Girl Scouts remind others of the dangers of texting while driving

Alexis Berge of Ham Lake said her family knows people who have been in traffic accidents while texting, so she and two other Girl Scouts raised money for anti-texting while driving street signs near Blaine High School.

Left to right: Troop 12714 Girl Scouts Jordan Anderson, Lindsey Anderson, and Alexis Bergestand by an anti-texting while driving sign by Blaine High School they helped make possible. Submitted photo

Left to right: Troop 12714 Girl Scouts Jordan Anderson, Lindsey Anderson, and Alexis Bergestand by an anti-texting while driving sign by Blaine High School they helped make possible. Submitted photo

“I’m very proud of the girls. They went above and beyond. They’re an amazing group of girls,” said Troop 12714 Leader Lauri Anderson of Blaine, whose daughter Lindsey was part of the project. Jordan Anderson of Blaine, not related, was also part of the three-member team working on their Girl Scout Silver Award.

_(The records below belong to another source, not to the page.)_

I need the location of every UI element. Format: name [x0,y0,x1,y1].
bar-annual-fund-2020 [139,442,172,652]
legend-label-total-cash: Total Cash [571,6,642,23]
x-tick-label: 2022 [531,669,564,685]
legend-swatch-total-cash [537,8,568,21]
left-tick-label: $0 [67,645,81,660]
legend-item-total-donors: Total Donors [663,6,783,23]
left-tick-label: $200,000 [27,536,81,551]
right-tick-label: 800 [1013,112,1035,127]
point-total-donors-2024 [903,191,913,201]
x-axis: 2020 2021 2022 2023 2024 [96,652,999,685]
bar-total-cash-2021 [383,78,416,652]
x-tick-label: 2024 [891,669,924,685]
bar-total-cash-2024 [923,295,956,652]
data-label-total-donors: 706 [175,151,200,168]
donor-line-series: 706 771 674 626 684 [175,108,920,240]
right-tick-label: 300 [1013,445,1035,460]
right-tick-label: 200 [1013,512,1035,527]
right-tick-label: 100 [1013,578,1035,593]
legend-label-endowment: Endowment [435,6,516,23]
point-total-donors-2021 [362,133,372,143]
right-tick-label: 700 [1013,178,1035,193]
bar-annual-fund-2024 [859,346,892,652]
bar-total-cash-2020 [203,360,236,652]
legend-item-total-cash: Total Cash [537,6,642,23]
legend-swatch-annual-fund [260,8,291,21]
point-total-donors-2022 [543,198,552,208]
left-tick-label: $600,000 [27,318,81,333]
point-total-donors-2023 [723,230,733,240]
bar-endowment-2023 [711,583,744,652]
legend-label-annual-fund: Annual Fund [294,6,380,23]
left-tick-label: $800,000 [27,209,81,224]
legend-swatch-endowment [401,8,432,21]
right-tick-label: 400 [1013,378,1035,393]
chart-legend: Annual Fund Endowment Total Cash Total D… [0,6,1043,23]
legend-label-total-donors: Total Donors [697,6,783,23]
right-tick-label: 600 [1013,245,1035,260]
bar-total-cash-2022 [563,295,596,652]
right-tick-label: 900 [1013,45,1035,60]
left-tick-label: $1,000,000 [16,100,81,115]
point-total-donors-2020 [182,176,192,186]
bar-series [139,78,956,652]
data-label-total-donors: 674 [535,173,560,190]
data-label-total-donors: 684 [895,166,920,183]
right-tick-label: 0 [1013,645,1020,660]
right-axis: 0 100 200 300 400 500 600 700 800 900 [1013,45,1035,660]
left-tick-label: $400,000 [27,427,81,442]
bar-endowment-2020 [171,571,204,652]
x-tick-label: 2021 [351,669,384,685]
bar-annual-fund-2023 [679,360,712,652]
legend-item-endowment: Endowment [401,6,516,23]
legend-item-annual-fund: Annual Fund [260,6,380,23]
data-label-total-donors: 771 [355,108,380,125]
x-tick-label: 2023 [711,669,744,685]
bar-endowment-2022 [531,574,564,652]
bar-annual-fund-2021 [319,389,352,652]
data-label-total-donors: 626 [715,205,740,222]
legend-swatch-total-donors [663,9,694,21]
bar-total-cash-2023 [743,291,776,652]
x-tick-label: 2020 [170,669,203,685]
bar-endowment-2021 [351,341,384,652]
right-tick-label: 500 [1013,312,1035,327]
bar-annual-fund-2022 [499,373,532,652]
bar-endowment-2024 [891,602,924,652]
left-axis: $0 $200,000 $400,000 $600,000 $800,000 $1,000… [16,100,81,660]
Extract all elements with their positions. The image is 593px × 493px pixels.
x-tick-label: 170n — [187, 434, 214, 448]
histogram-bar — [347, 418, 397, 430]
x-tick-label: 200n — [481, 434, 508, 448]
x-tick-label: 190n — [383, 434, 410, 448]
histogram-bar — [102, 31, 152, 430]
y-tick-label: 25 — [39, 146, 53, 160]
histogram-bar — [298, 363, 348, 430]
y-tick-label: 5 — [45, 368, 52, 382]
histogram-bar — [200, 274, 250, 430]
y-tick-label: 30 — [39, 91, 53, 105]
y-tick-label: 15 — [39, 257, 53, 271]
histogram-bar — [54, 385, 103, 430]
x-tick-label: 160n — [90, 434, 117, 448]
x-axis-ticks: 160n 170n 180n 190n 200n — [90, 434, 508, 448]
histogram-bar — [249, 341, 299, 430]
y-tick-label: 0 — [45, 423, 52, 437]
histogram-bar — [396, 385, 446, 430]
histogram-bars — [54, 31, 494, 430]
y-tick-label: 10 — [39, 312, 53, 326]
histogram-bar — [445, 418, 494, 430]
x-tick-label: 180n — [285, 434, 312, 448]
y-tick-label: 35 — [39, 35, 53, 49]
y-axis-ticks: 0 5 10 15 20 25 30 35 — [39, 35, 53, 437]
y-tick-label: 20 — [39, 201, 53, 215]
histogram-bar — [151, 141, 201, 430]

Alexis, Jordan and Lindsey are eighth grade students at Roosevelt Middle School in Blaine, so they are a couple of years from getting behind the wheel of a vehicle.

Nevertheless, they understand the seriousness of this issue. The Anoka County Highway Department shared with them that about 30 percent of crashes in Anoka County can be attributed to distracted driving.

The three Girl Scouts did their own informal survey by watching drivers at the intersection of Highway 65 and Highway 10. While they were out there, they saw approximately 36 percent of drivers on their cell phones.

To make a difference, they developed the Save Texting 4 Later project. They sent pledge forms to every middle school in the Anoka-Hennepin School District and hundreds signed to promise that they would not text when they start driving.

They also developed a wrist band that gives a visual reminder not to text while driving. Anoka County Engineer Doug Fischer shared with the Anoka County Board during a presentation on the project that he wraps the wrist band around his phone.

The girls started raising money last July, according to Alexis, and raised $144.

This offset some of the county highway department’s costs to install four signs by Blaine High School. County public works employees placed the posts in the ground, but the girls got to help bolt the signs in Jan. 30.

They also met with Blaine Mayor Tom Ryan to discuss the possibility of signage near the Highway 10 and Highway 65 intersection. They are still working on this aspect of the project though and nothing has been finalized.

They will officially receive the Silver Award from the Girl Scouts May 5. It is the second-highest honor that can be bestowed upon a Girl Scout.

In a little over six months, Alexis, Jordan and Lindsey will be freshmen at Blaine High School and will see their work first-hand every day.

“It was pretty amazing,” Lindsey said. “We’re just in the eighth grade, so to put up signs we can now see that could potentially save lives, it was a cool experience.”